The screening was followed by a panel of three professionals to speak of “Black Joy:” Lindsay welcomed them to the stage, and while they were setting up, she said, “I enjoyed it….while watching it, I was even more motivated to celebrate “Black Joy.”… “You are allowed to love yourself and love your people. And you are allowed to appreciate culture and the beauty of “Black Joy.””

Mikka added, “ when we talk about Black Joy, also we are contrasting the narrative of black suffering.” He mentioned oppression, segregation, and how Black people are portrayed in movies, i.e., a drug dealer in “Baby Driver.” In addition, he cited “12 Years a Slave” and “Selma,” acknowledging their importance … and stating, “We are not seeing the other side, the happiness,”  which is our right according to the constitution.

Tamu Taylor, family historian, and genealogist, the daughter of Black Panther Party members, grew up learning Black History. She is a  member of the Afro-American Historical and Genealogical Society, Metro Atlanta Chapter. She finds “Black Joy” in her children, who attended predominately white schools but have stepped into their own as young Black people who “know who they are and where they come from.”

Dorothy Chapman Reed, author of “Outstanding Black Women of Yalobusha County,” a collection of stories and contributions to Mississippi. Having her papers archived in the A.W. Williams Library at the University of Mississippi brings her Joy.

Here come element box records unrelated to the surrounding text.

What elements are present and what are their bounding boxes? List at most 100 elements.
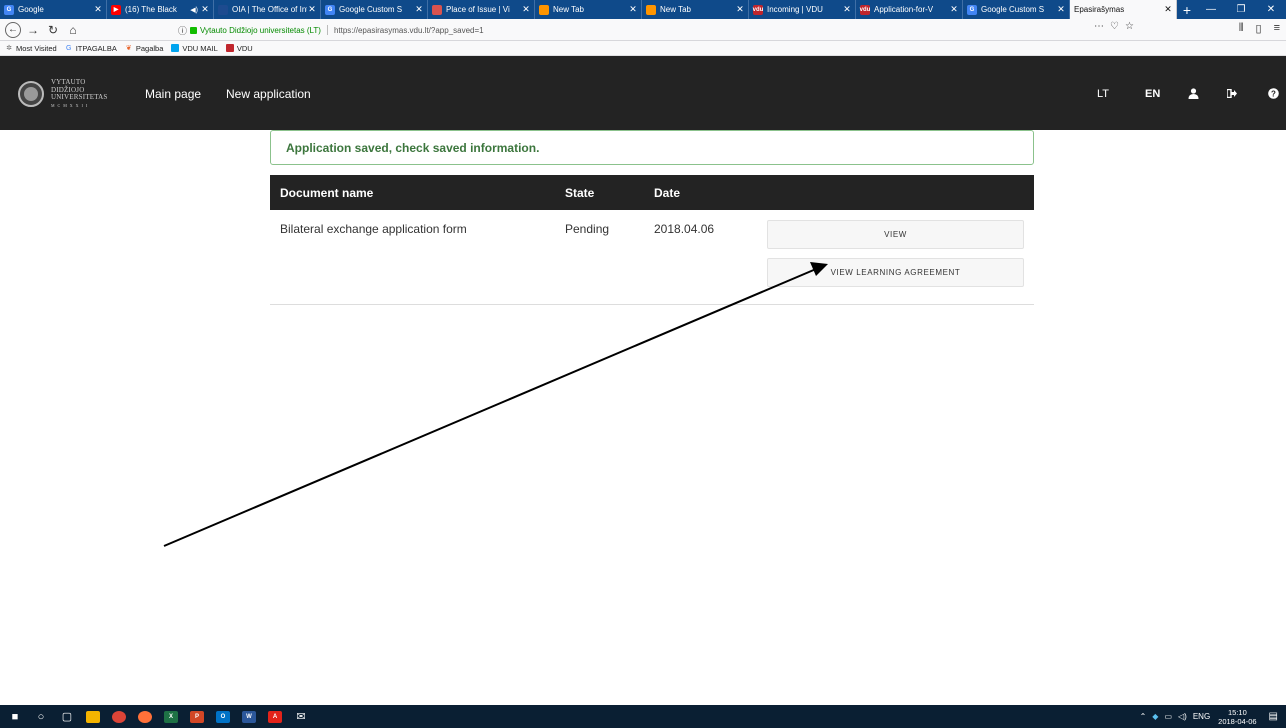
browser-tab[interactable]: G Google Custom S ✕ (321, 0, 428, 19)
page-actions-icon[interactable]: ⋯ (1094, 21, 1104, 32)
cell-document-name: Bilateral exchange application form (280, 222, 467, 236)
lang-en[interactable]: EN (1145, 74, 1160, 113)
back-button[interactable]: ← (5, 21, 21, 38)
tab-title: OIA | The Office of Int (232, 5, 307, 14)
info-icon[interactable]: ⓘ (178, 24, 187, 37)
reload-button[interactable]: ↻ (45, 22, 61, 38)
user-icon[interactable] (1186, 74, 1200, 113)
screenshot: G Google ✕ ▶ (16) The Black ◀) ✕ OIA | The Offi… (0, 0, 1286, 728)
browser-tab[interactable]: vdu Application-for-V ✕ (856, 0, 963, 19)
tab-title: Epasirašymas (1074, 5, 1125, 14)
excel-icon[interactable]: X (160, 705, 182, 728)
browser-tab[interactable]: New Tab ✕ (535, 0, 642, 19)
browser-tab[interactable]: G Google ✕ (0, 0, 107, 19)
search-icon[interactable]: ○ (30, 705, 52, 728)
bookmark-item[interactable]: G ITPAGALBA (65, 44, 117, 53)
tab-close-icon[interactable]: ✕ (1056, 4, 1066, 15)
tab-title: Incoming | VDU (767, 5, 823, 14)
tab-title: New Tab (553, 5, 584, 14)
view-button[interactable]: VIEW (767, 220, 1024, 249)
bookmark-label: Most Visited (16, 43, 57, 53)
task-view-icon[interactable]: ▢ (56, 705, 78, 728)
nav-new-application[interactable]: New application (226, 74, 311, 113)
tab-favicon-icon: G (967, 4, 977, 15)
tab-close-icon[interactable]: ✕ (414, 4, 424, 15)
bookmark-item[interactable]: VDU (225, 43, 253, 53)
bookmark-item[interactable]: ✲ Most Visited (5, 44, 57, 53)
sidebar-icon[interactable]: ▯ (1256, 22, 1262, 35)
restore-icon[interactable]: ❐ (1226, 0, 1256, 19)
tray-chevron-icon[interactable]: ⌃ (1140, 712, 1147, 721)
tray-app-icon[interactable]: ◆ (1152, 712, 1158, 721)
site-identity[interactable]: Vytauto Didžiojo universitetas (LT) (200, 26, 321, 35)
browser-tab[interactable]: ▶ (16) The Black ◀) ✕ (107, 0, 214, 19)
pocket-icon[interactable]: ♡ (1110, 21, 1119, 32)
url-text[interactable]: https://epasirasymas.vdu.lt/?app_saved=1 (334, 26, 484, 35)
tab-close-icon[interactable]: ✕ (735, 4, 745, 15)
svg-text:?: ? (1271, 90, 1276, 99)
tab-favicon-icon (432, 4, 442, 15)
notifications-icon[interactable]: ▤ (1269, 711, 1278, 722)
view-learning-agreement-button[interactable]: VIEW LEARNING AGREEMENT (767, 258, 1024, 287)
firefox-icon[interactable] (134, 705, 156, 728)
browser-tab[interactable]: G Google Custom S ✕ (963, 0, 1070, 19)
tab-audio-icon[interactable]: ◀) (190, 6, 198, 14)
file-explorer-icon[interactable] (82, 705, 104, 728)
site-header: VYTAUTO DIDŽIOJO UNIVERSITETAS M C M X X… (0, 56, 1286, 130)
table-row: Bilateral exchange application form Pend… (270, 210, 1034, 305)
tab-close-icon[interactable]: ✕ (949, 4, 959, 15)
bookmark-star-icon[interactable]: ☆ (1125, 21, 1134, 32)
outlook-icon[interactable]: O (212, 705, 234, 728)
header-document-name: Document name (280, 186, 374, 200)
mail-icon[interactable]: ✉ (290, 705, 312, 728)
browser-tab[interactable]: Place of Issue | Vi ✕ (428, 0, 535, 19)
url-bar[interactable]: ⓘ Vytauto Didžiojo universitetas (LT) ht… (178, 22, 1122, 38)
bookmark-label: VDU (236, 43, 253, 53)
tab-close-icon[interactable]: ✕ (93, 4, 103, 15)
system-tray: ⌃ ◆ ▭ ◁) ENG 15:10 2018-04-06 ▤ (1140, 705, 1286, 728)
browser-nav-toolbar: ← → ↻ ⌂ ⓘ Vytauto Didžiojo universitetas… (0, 19, 1286, 41)
lock-icon[interactable] (190, 26, 198, 34)
tab-favicon-icon: G (4, 4, 14, 15)
google-icon: G (65, 44, 72, 52)
volume-icon[interactable]: ◁) (1178, 712, 1187, 721)
acrobat-icon[interactable]: A (264, 705, 286, 728)
powerpoint-icon[interactable]: P (186, 705, 208, 728)
tab-close-icon[interactable]: ✕ (628, 4, 638, 15)
new-tab-button[interactable]: + (1177, 0, 1197, 19)
url-separator (326, 25, 328, 35)
windows-icon (171, 44, 180, 52)
minimize-icon[interactable]: — (1196, 0, 1226, 19)
home-button[interactable]: ⌂ (65, 22, 81, 38)
help-icon[interactable]: ? (1266, 74, 1280, 113)
browser-tab[interactable]: OIA | The Office of Int ✕ (214, 0, 321, 19)
lang-lt[interactable]: LT (1097, 74, 1109, 113)
tab-close-icon[interactable]: ✕ (307, 4, 317, 15)
windows-start-icon[interactable]: ■ (4, 705, 26, 728)
language-indicator[interactable]: ENG (1193, 712, 1210, 721)
library-icon[interactable]: ⫴ (1239, 22, 1244, 35)
browser-tab[interactable]: vdu Incoming | VDU ✕ (749, 0, 856, 19)
clock[interactable]: 15:10 2018-04-06 (1218, 708, 1256, 726)
tab-close-icon[interactable]: ✕ (521, 4, 531, 15)
tab-close-icon[interactable]: ✕ (842, 4, 852, 15)
bookmark-label: VDU MAIL (182, 43, 218, 53)
tab-close-icon[interactable]: ✕ (200, 4, 210, 15)
menu-icon[interactable]: ≡ (1274, 22, 1280, 35)
tab-favicon-icon: vdu (859, 4, 871, 15)
tab-close-icon[interactable]: ✕ (1163, 4, 1173, 15)
nav-main-page[interactable]: Main page (145, 74, 201, 113)
forward-button[interactable]: → (25, 22, 41, 38)
browser-tab[interactable]: Epasirašymas ✕ (1070, 0, 1177, 19)
tab-title: Application-for-V (874, 5, 934, 14)
chrome-icon[interactable] (108, 705, 130, 728)
network-icon[interactable]: ▭ (1164, 712, 1172, 721)
browser-tab[interactable]: New Tab ✕ (642, 0, 749, 19)
close-window-icon[interactable]: ✕ (1256, 0, 1286, 19)
bookmark-item[interactable]: ❦ Pagalba (125, 44, 163, 53)
logout-icon[interactable] (1225, 74, 1239, 113)
word-icon[interactable]: W (238, 705, 260, 728)
bookmark-item[interactable]: VDU MAIL (171, 43, 218, 53)
tab-favicon-icon (646, 4, 656, 15)
tab-title: Google Custom S (981, 5, 1045, 14)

Dr. Candy Tate of Candy Tate and Associates spoke about her Black Joy while attending predominately white Emory University when she sat at the “black table” in the cafeteria. Also, being acknowledged by other Black students. She said, “ Now, you may walk across campus and barely get someone to look up at you from their phone. I hope we will get back to acknowledging the humanity of everyone.” She mentioned “Black Joy” while playing cards, dancing, or stepping to raise funds for charity.

Black History and “Black Joy” are intricately woven into the tapestry of the American Story; Black History is American History.